Minimum Domino Rotations For Equal Row [Medium] — Greedy Check

Problem Statement

Two arrays tops and bottoms represent domino faces. With rotations (swap top/bottom of a domino), find minimum rotations to make all tops OR all bottoms equal. Return -1 if impossible.

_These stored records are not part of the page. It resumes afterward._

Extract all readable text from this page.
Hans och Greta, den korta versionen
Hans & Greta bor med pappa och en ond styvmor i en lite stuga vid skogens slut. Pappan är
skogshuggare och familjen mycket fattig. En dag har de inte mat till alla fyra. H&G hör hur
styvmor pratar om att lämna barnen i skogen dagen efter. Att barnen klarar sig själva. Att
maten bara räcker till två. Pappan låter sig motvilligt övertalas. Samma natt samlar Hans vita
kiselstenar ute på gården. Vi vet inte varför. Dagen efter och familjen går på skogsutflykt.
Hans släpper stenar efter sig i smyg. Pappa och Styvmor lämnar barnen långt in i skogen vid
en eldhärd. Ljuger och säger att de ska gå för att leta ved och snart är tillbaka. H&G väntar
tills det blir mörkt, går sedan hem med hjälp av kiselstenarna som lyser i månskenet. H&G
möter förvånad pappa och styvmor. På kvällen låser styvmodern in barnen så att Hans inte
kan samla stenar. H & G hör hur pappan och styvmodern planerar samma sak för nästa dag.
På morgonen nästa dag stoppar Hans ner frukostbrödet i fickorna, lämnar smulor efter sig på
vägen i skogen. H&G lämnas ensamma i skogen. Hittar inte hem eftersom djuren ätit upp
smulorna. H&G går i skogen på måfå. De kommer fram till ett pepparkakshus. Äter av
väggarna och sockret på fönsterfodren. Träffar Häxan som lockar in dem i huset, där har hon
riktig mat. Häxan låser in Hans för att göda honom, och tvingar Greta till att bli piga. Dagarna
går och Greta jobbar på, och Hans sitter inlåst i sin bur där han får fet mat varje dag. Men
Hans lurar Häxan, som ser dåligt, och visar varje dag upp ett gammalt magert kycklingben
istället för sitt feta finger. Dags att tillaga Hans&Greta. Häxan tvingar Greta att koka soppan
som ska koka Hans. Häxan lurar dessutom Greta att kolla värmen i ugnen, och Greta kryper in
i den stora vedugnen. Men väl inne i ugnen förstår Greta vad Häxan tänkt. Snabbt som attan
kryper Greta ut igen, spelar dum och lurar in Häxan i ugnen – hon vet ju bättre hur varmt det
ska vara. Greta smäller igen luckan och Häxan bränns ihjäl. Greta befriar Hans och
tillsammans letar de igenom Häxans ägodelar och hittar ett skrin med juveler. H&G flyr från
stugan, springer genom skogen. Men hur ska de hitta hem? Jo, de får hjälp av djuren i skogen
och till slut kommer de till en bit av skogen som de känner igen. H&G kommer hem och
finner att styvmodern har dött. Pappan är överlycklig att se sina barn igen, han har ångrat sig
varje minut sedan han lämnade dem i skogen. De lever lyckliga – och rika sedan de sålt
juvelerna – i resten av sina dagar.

Input: tops=[2,1,2,4,2,2], bottoms=[5,2,6,2,3,2] → Output: 2

Intuition

The target value must be tops[0] or bottoms[0] (only they can be the universal value). For each candidate, count minimum rotations needed.

Solutions

Python

def minDominoRotations(tops: list[int], bottoms: list[int]) -> int:
    def check(target):
        rot_top = rot_bot = 0
        for t, b in zip(tops, bottoms):
            if t != target and b != target:
                return float('inf')
            elif t != target:
                rot_top += 1
            elif b != target:
                rot_bot += 1
        return min(rot_top, rot_bot)

    ans = min(check(tops[0]), check(bottoms[0]))
    return -1 if ans == float('inf') else ans

C++

int minDominoRotations(vector<int>& tops, vector<int>& bottoms) {
    auto check=[&](int val){
        int rt=0,rb=0;
        for(int i=0;i<tops.size();i++){
            if(tops[i]!=val&&bottoms[i]!=val) return INT_MAX;
            else if(tops[i]!=val) rt++;
            else if(bottoms[i]!=val) rb++;
        }
        return min(rt,rb);
    };
    int ans=min(check(tops[0]),check(bottoms[0]));
    return ans==INT_MAX?-1:ans;
}

Complexity

Time: O(n)
Space: O(1)